Eine Reiseabbruchversicherung hingegen leistet Ersatz für die Kosten, die angefallen sind, nachdem eine Reise bereits angetreten wurde, die aus einem versicherten Grund vorzeitig abgebrochen werden musste.
Viele Versicherer bieten eine Kombination aus Reiserücktrittsversicherung und Reiseabbruchversicherung an. Die Kosten der Versicherung variieren je nach Alter der versicherten Person, Vertragsart (Versicherung für eine Person oder eine Familie), Versicherungssumme, Vertragslaufzeit (Reisezeitraum oder jährlich), Selbstbeteiligung (mit und ohne Selbstbeteiligung möglich) und weiteren Leistungen.
Reiserücktritt bei Corona-Infektion?
Verhindert eine Infektion mit Covid-19 den Reiseantritt, handhaben die Versicherer den Schutz unterschiedlich. Teils reicht die Vorlage eines positiven Corona-Tests für die Erstattung der Stornokosten der Reise. Teils wird ein ärztliches Attest gefordert oder ein Symptomnachweis per Attest. Für den Reiserücktritt wegen Quarantäne wird meist ein zusätzlicher Schutzbrief nötig (Stand 12/2020). Pandemien werden von manchen Anbietern grundsätzlich vom Versicherungsschutz ausgeschlossen.
Zahlt die Reiserücktrittsversicherung, wenn es eine Reisewarnung gibt?
Wer in ein Land einreist, für das vor Antritt der Reise eine Reisewarnung des Auswärtigen Amtes bestand und an Covid-19 erkrankt, ist oftmals nicht durch eine abgeschlossene Reiseabbruchversicherung geschützt. Am besten erkundigen Sie sich bei Ihrem Versicherer nach der aktuellen Situation und den Bestimmungen.

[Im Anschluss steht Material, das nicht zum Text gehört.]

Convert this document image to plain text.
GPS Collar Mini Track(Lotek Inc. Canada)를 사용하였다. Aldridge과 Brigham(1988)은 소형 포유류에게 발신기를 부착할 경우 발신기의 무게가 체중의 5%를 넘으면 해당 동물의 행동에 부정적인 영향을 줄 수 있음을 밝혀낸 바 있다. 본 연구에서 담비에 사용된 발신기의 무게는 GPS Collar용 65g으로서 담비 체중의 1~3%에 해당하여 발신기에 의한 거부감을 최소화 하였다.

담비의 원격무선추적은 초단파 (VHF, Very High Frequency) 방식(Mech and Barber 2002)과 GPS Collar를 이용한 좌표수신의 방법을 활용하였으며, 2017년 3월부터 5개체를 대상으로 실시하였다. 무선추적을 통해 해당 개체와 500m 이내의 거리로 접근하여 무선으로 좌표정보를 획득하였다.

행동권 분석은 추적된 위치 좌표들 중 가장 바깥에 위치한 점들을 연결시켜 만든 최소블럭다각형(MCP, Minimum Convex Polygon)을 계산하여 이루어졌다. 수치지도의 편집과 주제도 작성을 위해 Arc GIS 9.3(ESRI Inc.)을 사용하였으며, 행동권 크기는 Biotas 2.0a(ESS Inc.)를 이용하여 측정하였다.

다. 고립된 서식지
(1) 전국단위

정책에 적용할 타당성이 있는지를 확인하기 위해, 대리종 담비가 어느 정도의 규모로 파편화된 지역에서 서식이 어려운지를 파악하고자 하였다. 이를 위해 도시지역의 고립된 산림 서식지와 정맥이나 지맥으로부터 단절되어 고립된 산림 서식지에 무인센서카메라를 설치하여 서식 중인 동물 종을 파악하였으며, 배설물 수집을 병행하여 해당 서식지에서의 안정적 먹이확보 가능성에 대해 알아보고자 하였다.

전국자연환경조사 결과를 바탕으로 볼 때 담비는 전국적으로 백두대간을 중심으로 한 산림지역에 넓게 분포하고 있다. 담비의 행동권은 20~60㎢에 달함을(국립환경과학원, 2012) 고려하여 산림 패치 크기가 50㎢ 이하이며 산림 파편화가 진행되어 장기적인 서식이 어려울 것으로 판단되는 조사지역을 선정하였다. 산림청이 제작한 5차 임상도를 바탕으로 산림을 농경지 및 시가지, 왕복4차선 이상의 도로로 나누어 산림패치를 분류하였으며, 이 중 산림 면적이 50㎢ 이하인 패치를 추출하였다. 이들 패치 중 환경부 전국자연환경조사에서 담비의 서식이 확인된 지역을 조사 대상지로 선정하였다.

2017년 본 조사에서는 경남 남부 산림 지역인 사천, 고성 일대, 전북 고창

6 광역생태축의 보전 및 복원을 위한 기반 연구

Bei Pauschalreisen ist der Reiseveranstalter verpflichtet, den Reisepreis zu erstatten, wenn das Auswärtige Amt eine Reisewarnung ausspricht oder ein Einreiseverbot für die Urlaubsregion verhängt wird. Die Reiserücktrittsversicherung bietet in der Regel keinen Schutz vor den Auswirkungen staatlicher Maßnahmen auf eine Reise.